La Plume

ler juillet 1902.

Robert Scheffer

 

L'Immoraliste, par André Gide. C'est un petit livre d'apparence sage ; sous sa couverture bleue empesée, il éveille l'idée d'un de ces traités de morale en honneur chez les protestants ; et comme il y a du prédicant chez M. André Gide, cela ne surprend pas.

Le titre effarouche bien un peu ; peut être est-il paradoxal ? et l'épigraphe qui est un verset du psalmiste, est pour rassurer les âmes timorées : Je te loue, ô mon Dieu ! de ce que tu m'as fait créature si admirable. De fait, j'ignore de quelle traduction s'est servi l'auteur. Un texte que j'ai sous les yeux dit : de ce que j'ai été été fait d'une étrange et admirable manière, ce qui n'est pas tout à fait la même chose ; et voilà qui m'induit en défiance.

     Je lis – comme vous ferez – de la première page à la dernière, entraîné par la brûlante beauté de cette prose.

Des paysages éblouissent : M. André Gide les décrit à merveille, brièvement, et transposant en des phrases enthousiastes et concises la splendeur du soleil, l'odeur du sol, la saveur des fruits, l'immensité des mers et du désert. La Normandie plantureuse s'oppose aux oasis d'Afrique, aux rives siciliennes, à l'hivernale Engadine. C'est un pèlerin passionné que M. André Gide ; l'âme des voyages anime son livre, et au lecteur il communique une inquiète nostalgie, un désir d'errer, de voir, de jouir, 1'espoir d'arriver tard dans un sauvage lieu.

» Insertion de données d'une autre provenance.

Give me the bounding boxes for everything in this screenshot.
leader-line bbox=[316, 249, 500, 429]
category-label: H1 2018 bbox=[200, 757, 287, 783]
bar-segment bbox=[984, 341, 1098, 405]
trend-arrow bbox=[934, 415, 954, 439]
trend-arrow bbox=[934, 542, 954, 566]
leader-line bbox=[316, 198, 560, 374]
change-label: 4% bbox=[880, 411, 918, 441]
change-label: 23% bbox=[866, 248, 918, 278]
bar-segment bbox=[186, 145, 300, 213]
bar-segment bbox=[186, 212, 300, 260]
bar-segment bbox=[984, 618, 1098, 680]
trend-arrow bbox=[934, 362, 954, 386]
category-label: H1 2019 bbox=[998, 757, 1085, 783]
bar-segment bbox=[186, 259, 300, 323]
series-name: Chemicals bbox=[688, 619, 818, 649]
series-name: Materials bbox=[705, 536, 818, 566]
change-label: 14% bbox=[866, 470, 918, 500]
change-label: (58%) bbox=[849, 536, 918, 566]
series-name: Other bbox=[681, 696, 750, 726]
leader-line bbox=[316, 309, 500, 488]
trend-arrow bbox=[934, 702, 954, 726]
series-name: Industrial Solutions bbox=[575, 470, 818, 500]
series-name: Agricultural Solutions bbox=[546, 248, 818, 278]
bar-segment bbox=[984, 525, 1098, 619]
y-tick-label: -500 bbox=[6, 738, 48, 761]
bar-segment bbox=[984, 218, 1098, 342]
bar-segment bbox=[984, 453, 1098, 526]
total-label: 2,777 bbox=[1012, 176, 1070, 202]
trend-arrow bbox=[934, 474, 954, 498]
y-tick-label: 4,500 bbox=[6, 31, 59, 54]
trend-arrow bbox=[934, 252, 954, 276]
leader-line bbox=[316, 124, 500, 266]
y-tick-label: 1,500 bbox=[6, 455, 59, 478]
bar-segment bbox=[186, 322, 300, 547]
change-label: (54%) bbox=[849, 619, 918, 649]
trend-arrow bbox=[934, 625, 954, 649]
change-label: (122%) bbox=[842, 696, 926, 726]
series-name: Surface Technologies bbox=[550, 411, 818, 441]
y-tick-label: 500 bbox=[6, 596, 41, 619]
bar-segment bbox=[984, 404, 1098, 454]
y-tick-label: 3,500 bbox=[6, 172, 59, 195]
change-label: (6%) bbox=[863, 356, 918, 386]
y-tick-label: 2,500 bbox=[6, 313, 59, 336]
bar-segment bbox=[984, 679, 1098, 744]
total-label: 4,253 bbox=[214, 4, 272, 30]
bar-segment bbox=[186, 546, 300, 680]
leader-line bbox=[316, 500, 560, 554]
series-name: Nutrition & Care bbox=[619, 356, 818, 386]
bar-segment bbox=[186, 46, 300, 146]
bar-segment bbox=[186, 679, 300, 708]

Mais son héros, ce Michel qui loue Dieu de ce qu'il l'a fait créature admirable ? C'est une étrange confession qu'il nous fait, ce Michel, et s'il convient de louer sa sincérité, peut être sera-t-il juste de l'admirer lui-même médiocrement.

Immoraliste ? égoïste surtout. Aucune idée généreuse ne fait battre son cœur. Il ne cherche que sa satisfaction personnelle. Il ne considère que lui. Il a d'abord aimé son cerveau. Plus tard il s'occupe de sa santé ; finalement il cultive ses sens. Il goûte à toutes les nourritures terrestres. Il va sans dire qu'il est riche. Il est dépensier. Il prétend n'avoir point le sens de la propriété. C'est-à-dire qu'indifférent à soulager la misère d'autrui, il dilapide son bien afin de réaliser des expériences parfois... puériles, et sacrifie sa femme à son penchant pour des aventures inqualifiables. Je ne jurerais même point, quand celle-ci meurt, qu'il n'éprouve une sorte d'âcre volupté, à s'initier, superficiellement, à la douleur. Le récit qu'il fait de son action plonge ses amis « dans un étrange malaise », et ils ne comprennent pas trop ce qu'il attend d'eux, quelle consolation ni quelle aide.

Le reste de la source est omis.